The first part of the game sees a board of six options shown, and the teams alternately pick one of the options and give the appropriate answer. For instance, the six options may be TV catchphrases, and the players have to give the character or show that the phrase is associated with; other versions of this game have asked contestants to fill in missing words in programme titles, or to determine whether a programme title given really existed as a programme. If the Lovers get more right than the Legends, five seconds are added to the endgame. At the end of this game, a clip from one of the featured shows or stars is played.

The second round is a clips-based round: each team gets a clip and associated question, for instance working out which programme, personality or event a series of people taking part in vox pops are talking about, or determining which musician a Celebrity Stars in Their Eyes contestant is going to perform as. If the Lovers answer correctly and the Legends are wrong, five seconds are added to the endgame.

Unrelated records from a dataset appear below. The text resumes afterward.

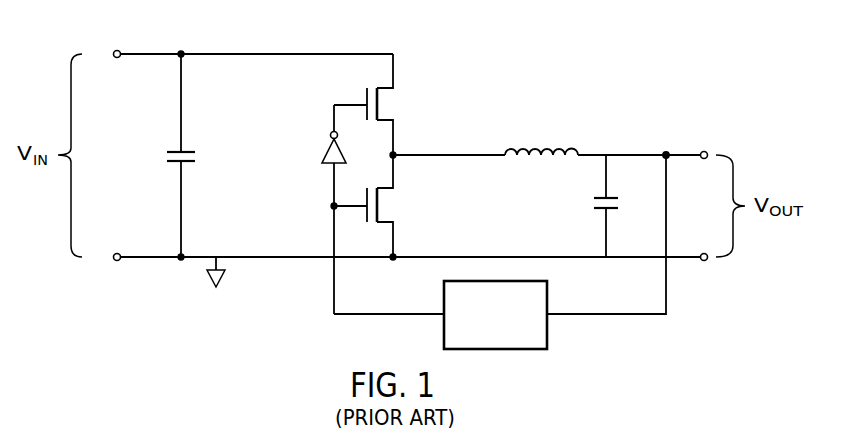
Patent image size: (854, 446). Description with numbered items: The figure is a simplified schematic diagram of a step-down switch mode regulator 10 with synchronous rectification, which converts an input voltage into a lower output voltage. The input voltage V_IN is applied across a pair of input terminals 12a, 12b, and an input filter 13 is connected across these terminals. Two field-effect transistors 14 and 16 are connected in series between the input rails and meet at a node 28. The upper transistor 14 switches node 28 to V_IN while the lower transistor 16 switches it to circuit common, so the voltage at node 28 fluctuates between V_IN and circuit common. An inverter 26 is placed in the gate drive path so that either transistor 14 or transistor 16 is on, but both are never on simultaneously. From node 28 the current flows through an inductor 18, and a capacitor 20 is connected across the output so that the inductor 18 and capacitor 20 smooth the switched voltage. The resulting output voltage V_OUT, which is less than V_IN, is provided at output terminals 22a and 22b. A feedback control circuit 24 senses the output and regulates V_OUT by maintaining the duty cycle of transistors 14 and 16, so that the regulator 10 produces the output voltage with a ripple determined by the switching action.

The step-down switch mode regulator 10 is at (540, 54).
The input terminal 12a is at (110, 44).
The input terminal 12b is at (110, 269).
The input filter 13 is at (196, 153).
The field-effect transistor 14 is at (386, 99).
The field-effect transistor 16 is at (386, 206).
The inductor 18 is at (545, 143).
The capacitor 20 is at (592, 201).
The output terminal 22a is at (707, 147).
The output terminal 22b is at (707, 262).
The feedback control circuit 24 is at (550, 337).
The inverter 26 is at (322, 149).
The node 28 is at (398, 154).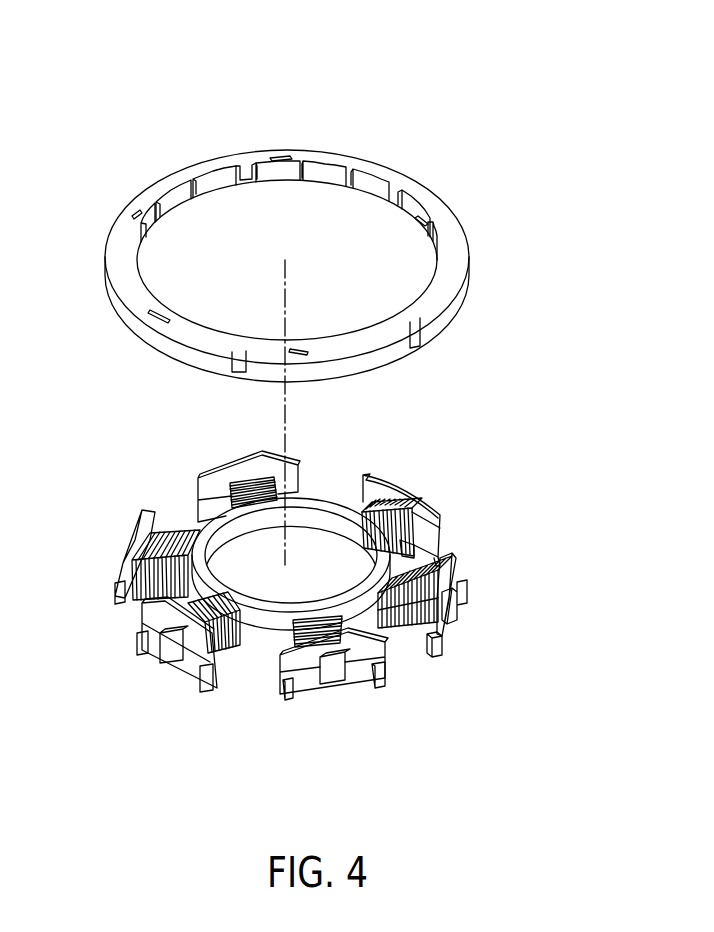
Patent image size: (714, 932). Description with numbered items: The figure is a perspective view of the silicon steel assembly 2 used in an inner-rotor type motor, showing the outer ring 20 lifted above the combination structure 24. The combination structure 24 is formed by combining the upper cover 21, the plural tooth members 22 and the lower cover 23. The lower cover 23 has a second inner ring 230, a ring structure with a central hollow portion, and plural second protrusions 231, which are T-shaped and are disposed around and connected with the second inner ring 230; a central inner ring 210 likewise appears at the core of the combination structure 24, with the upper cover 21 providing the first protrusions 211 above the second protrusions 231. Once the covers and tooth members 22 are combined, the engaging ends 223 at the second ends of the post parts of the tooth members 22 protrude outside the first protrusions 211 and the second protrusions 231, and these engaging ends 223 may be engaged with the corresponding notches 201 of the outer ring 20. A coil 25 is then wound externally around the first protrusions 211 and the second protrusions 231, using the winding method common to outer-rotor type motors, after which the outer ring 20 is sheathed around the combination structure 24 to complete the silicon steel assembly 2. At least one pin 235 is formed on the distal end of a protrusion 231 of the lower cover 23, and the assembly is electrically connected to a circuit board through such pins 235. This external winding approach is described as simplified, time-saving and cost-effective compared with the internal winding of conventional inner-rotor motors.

The third part of the round sees a TV programme, character or actor shown, along with nine potential answers to a given question, of which five are correct (for instance, an actor may be shown alongside nine programme titles, or a sitcom alongside nine potential episode titles, or a reality show alongside nine potential participants), and the contestants have to identify which five of the nine options are correct (in the manner of Wipeout). If the Lovers get more right than the Legends, five seconds are added to the endgame. At the end of each round, a clip from one of the featured shows or stars is screened.

===Close Up===
The third round, Close Up, is a head-to-head quiz game which sees each of the Lovers take on one of the Legends in a series of seven on-the-buzzer questions. Each Legend has a specialist subject related to their common TV role (for instance, Ricky Tomlinson's is 'comedy and drama' and Jeremy Kyle's is 'Daytime'; Chris Tarrant's is 'Entertainment' in all episodes). The playing Lover and Legend join Bacon at a podium and face an initial four questions on the subject at hand, then a clip is played, which is followed by a further three questions derived from the featured programme or personality. If the Lover gets more questions right than the Legend they are facing, five seconds is added to the endgame.

===Screen Time===
The final round does not feature the 'TV Legends'. In this round, one of the 'TV Lovers' is chosen by the team captain to sit in the 'telly chair' in front of the main screen and play for the £3,000 daily prize fund. The selected player has 60 seconds plus any time won in the earlier rounds to play through the endgame. The player has to answer, without help from their teammates, a sequence of eight questions correctly in order to access the 'Prime Time Question', and then answer this ninth question, all within the available time, in order to win the prize. Whilst playing through the eight-question sequence, the player has three 'lifelines' - 'Record', which can be used on any question, allows them to skip to the next question, though all recorded questions have to be dealt with before the Prime Time question is unlocked. 'Live Pause', which can be used only once, stops the game clock to allow the player up to ten seconds of conferring with the other Lovers on the current question; and 'Delete' allows one question of the sequence to be junked (this will often be used alongside the Record function, to allow the contestant to decide which question they find most troublesome.) The lifelines cannot be used on the Prime Time question. At the end of the round, Bacon runs through the answers of any question not correctly resolved by the player during their time, and closes the show. Unlike on some other quiz shows, such as Pointless, unwon prizes do not roll over to future programmes.